NOZ medizinisch-technische Fachhandelsgesellschaft mbH aus Ludwigsburg in Baden-Württemberg ist ein Fachhändler für medizintechnische Geräte und Verbrauchsmaterialien in der Metropolregion Stuttgart. Das Unternehmen beliefert Arztpraxen, Kliniken und medizinische Versorgungszentren in der Region Stuttgart-Ludwigsburg-Heilbronn. Ludwigsburg liegt nördlich von Stuttgart im gleichnamigen Landkreis und bildet einen strategisch günstigen Standort für die Distribution von medizinischen Produkten.

Mit über zwei Jahrzehnten Erfahrung in der Branche hat sich NOZ einen soliden Ruf erarbeitet, insbesondere für zuverlässigen Service und hochwertige Produkte. Durch enge Kooperationen mit namhaften Herstellern und Anbietern kann das Unternehmen aktuelle Trends und technologische Entwicklungen im Gesundheitswesen schnell in sein Sortiment integrieren.

Leistungen und Produkte

NOZ vertreibt ein umfassendes Sortiment an Medizinprodukten für den ambulanten und stationären Gesundheitsbereich. Das Angebot umfasst unter anderem:

  • Diagnostische Geräte: Hierzu zählen u.a. Blutdruckmessgeräte, EKG- und Ultraschalldiagnosesysteme, die Ärzten helfen, präzise Diagnosen zu stellen.
  • Praxisausstattung: Dazu gehören Möblierungen wie Untersuchungsliegen, Büromöbel und weitere wichtige Einrichtungsgegenstände, die funktionale und ansprechende Arbeitsumgebungen schaffen.
  • Medizinische Verbrauchsmaterialien: Dazu zählen Einwegartikel wie Verbandmaterialien, Spritzen und Desinfektionsmittel, die in der täglichen Praxis unverzichtbar sind.

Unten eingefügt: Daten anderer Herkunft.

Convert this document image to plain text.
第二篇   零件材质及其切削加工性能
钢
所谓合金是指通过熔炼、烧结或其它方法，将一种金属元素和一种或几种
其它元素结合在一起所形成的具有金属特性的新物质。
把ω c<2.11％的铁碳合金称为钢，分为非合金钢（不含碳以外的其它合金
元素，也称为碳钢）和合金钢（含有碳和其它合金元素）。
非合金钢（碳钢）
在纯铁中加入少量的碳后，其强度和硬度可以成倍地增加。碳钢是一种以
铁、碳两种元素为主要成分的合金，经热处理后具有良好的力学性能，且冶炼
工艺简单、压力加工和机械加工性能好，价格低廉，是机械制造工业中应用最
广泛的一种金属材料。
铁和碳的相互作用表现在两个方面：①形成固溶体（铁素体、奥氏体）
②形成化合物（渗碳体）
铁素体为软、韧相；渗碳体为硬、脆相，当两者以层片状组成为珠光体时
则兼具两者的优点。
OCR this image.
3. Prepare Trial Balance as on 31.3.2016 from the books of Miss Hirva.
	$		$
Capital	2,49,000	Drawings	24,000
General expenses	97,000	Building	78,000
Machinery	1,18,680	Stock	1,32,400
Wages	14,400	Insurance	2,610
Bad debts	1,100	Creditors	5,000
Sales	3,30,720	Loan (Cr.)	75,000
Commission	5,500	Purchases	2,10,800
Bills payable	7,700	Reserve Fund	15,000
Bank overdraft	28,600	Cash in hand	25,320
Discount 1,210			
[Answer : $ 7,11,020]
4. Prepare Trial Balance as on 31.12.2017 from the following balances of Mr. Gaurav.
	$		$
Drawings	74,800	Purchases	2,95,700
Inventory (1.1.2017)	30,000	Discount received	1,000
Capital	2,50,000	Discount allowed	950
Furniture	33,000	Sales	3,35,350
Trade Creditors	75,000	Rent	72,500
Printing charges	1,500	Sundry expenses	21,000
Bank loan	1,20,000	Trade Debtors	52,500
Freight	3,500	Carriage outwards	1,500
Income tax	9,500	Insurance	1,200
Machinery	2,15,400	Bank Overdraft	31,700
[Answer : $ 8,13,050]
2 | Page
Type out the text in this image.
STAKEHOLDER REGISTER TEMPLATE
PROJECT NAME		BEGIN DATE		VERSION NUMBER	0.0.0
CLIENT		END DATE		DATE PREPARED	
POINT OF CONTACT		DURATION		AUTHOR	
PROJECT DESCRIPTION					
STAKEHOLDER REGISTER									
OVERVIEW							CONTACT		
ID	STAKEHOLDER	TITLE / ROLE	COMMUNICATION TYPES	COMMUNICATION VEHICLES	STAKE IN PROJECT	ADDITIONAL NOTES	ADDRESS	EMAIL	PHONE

Kunden in der Region Stuttgart-Ludwigsburg werden nicht nur mit einem persönlichen Außendienst betreut, der regelmäßig Schulungen und Beratungen anbietet, sondern profitieren auch von einem schnellen Lieferservice, der sicherstellt, dass benötigte Artikel zeitnah zur Verfügung stehen. NOZ legt großen Wert auf Qualitätssicherung und ist entsprechend den strengen Anforderungen der Medizinprodukterichtlinien zertifiziert.

Regulatorische Einordnung

NOZ agiert innerhalb der strengen regulatorischen Vorgaben der Europäischen Union und stellt sicher, dass alle angebotenen Produkte den Richtlinien für Medizinprodukte (MDR) entsprechen. Das Unternehmen verfolgt ein umfassendes Qualitätsmanagement-System, das die Konformität der Produkte überwacht und kontinuierlich verbessert. Dies gewährleistet nicht nur die Sicherheit und Qualität der Produkte, sondern auch das Vertrauen der Kunden in die medizinischen Lösungen, die angeboten werden.

Regionale Bedeutung

In der Metropolregion Stuttgart-Ludwigsburg ist das Gesundheitswesen ein bedeutender Wirtschaftszweig. NOZ trägt aktiv zur regionalen Gesundheitsversorgung bei und stellt sicher, dass medizinisches Fachpersonal über die benötigten Ressourcen verfügt, um erstklassige Patientenversorgung zu gewährleisten. Durch die enge Zusammenarbeit mit lokalen Gesundheitsinstitutionen kann das Unternehmen die spezifischen Bedürfnisse der Region genau erfassen und adäquate Lösungen anbieten, die auf die Gegebenheiten vor Ort abgestimmt sind.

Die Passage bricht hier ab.